When we understand correctly not all the people were bitten, but those who were died. Then Moses, at the instruction of the Lord, made a brass serpent and put it on a pole and lifted up the pole and those who were bitten by the serpents would die if they would not follow Moses’ instruction and just look at the brazen serpent on the pole. According to the Book of Mormon commentary on this there were some who died, because they did not follow the counsel of the prophet. This is a type and shadow of Christ who was lifted up. If we look to him, we will have life eternal.  If we do not look to him, we cannot expect to.

Now let us go forward a few hundred years to a mention of a serpent and a staff. In Greek mythology, the Rod of Asclepius also known as the Staff of Aesculapius  is a serpent-entwined rod wielded by the Greek god Asclepius, a deity associated with healing and medicine. Theories have been proposed about the Greek origin of the symbol and its implications. In modern times, it is the predominant symbol for medicine and health care.

In 1962 I Graduated from Medical school and the snake on a staff became the symbol of my profession.  This symbol is used today to indicate someone within the medical or healing profession. There is another snake and staff symbol that is commonly associated with heling.

It is called the Caduceus.  It was a symbol of the Army Medica Corps. It is often shown with wings.

Now it was not the brass snake on a pole that healed the members of the children of Israel who were bitten by the poisonous flying serpents, but their faith to follow the instructions of a prophet of God.  As Nephi documented it was a simple thing.  All they had to do was look and some were so skeptical that doing a small thing would keep them from dying that they refused to look up and be healed and they died.

Following the prophet can literally save us from dying.  We may not die a physical death, but if we fail to heed the counsel of the prophet, we may find ourselves spiritually very ill and perhaps die spiritually.

We recently had a desolating scourge cover the earth. Counsel from the prophet came.

 The First Presidency has stated: “As appropriate opportunities become available, the Church urges its members, employees, and missionaries to be good global citizens and help quell the [COVID-19] pandemic by safeguarding themselves and others through immunization. Individuals are responsible to make their own decisions about vaccination” (First Presidency Statement, Jan. 19, 2021). Senior and young missionaries are expected to receive this vaccine before beginning their service if it is available in their home areas. Once the vaccine is generally available in all countries to all age groups and risk levels, it will be required before serving an international mission.

There has been a lot of pushback from some members who feel that the church is in error advising vaccinations against this disease. I have been asked to, by some members, tell the first presidency that they are wrong.

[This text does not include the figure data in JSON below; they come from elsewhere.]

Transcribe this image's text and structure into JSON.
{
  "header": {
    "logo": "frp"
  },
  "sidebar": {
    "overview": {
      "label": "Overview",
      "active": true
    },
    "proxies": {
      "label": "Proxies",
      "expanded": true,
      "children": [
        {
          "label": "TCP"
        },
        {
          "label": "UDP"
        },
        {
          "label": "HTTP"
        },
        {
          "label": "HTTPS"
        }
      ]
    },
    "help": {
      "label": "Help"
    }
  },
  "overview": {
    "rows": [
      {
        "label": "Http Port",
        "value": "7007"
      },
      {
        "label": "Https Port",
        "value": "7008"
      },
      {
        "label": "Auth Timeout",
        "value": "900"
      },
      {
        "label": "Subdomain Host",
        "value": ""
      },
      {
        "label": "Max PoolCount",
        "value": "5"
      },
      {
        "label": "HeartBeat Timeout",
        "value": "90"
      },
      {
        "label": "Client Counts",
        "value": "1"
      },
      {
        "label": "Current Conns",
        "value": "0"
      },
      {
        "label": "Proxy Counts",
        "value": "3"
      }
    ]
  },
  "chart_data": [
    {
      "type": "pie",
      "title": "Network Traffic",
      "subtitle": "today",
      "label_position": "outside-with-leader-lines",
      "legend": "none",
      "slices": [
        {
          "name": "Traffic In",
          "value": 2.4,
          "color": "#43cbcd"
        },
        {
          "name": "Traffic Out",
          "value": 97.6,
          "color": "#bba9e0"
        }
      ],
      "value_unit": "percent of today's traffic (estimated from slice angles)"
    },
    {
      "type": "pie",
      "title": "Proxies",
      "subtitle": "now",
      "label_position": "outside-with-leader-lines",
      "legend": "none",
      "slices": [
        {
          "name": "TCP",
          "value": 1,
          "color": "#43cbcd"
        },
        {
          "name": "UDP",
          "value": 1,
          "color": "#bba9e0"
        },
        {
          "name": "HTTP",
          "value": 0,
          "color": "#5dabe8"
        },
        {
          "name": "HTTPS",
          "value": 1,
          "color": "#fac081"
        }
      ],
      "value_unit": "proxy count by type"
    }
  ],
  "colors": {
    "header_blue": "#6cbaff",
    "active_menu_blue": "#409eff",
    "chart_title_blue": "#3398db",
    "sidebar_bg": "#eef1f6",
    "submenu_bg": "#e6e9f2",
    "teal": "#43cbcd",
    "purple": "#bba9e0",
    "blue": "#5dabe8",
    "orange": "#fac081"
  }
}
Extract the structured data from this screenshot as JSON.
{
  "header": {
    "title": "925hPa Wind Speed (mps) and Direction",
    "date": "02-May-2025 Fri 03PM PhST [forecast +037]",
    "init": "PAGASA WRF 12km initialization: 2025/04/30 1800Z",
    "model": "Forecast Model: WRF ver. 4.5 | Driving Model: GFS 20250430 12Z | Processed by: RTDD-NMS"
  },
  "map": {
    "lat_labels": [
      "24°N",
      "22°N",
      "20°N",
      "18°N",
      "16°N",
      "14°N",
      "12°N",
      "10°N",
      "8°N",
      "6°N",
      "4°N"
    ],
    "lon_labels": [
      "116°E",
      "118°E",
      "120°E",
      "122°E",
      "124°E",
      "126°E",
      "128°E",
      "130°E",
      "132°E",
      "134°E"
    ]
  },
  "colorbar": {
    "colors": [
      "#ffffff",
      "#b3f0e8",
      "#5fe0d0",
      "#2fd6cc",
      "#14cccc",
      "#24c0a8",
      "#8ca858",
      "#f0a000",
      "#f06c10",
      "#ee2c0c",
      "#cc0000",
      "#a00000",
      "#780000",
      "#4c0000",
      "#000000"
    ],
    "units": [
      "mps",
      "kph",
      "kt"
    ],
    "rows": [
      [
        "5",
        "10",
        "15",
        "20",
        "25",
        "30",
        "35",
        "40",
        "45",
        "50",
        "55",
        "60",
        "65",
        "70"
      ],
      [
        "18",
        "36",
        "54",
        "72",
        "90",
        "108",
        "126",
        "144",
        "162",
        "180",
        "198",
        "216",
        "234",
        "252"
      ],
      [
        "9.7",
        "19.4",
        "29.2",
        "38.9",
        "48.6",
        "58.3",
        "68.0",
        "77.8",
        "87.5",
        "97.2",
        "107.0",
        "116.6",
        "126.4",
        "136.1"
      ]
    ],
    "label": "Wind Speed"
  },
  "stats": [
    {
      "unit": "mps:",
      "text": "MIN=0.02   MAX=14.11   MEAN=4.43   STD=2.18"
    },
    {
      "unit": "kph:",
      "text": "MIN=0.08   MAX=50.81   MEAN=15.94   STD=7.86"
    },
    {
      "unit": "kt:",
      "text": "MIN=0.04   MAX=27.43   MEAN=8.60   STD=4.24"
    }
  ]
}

I received this email in January 2022.

Dear Brothers and Sisters:

We find ourselves fighting a war against the ravages of COVID-19 and its variants, an unrelenting pandemic. We want to do all we can to limit the spread of these viruses. We know that protection from the diseases they cause can only be achieved by immunizing a very high percentage of the population.

To limit exposure to these viruses, we urge the use of face masks in public meetings whenever social distancing is not possible. To provide personal protection from such severe infections, we urge individuals to be vaccinated. Available vaccines have proven to be both safe and effective.

We can win this war if everyone will follow the wise and thoughtful recommendations of medical experts and government leaders. Please know of our sincere love and great concern for all of God’s children.

The First Presidency

Russell M. Nelson
Dallin H. Oaks
Henry B. Eyring

 

We have the words of the prophets and the advice of those who carry the emblem of the serpent on a staff. We do not take away anyone’s agency.  They may look to the prophet and live or disregard the counsel and run the risk of dying a physical death or catching COVID and infecting someone who because of their stubborn attitude will die or spend time on a ventilator in the intensive care unit.

 

As for me and my house we will follow the prophet and look to the brazen serpent.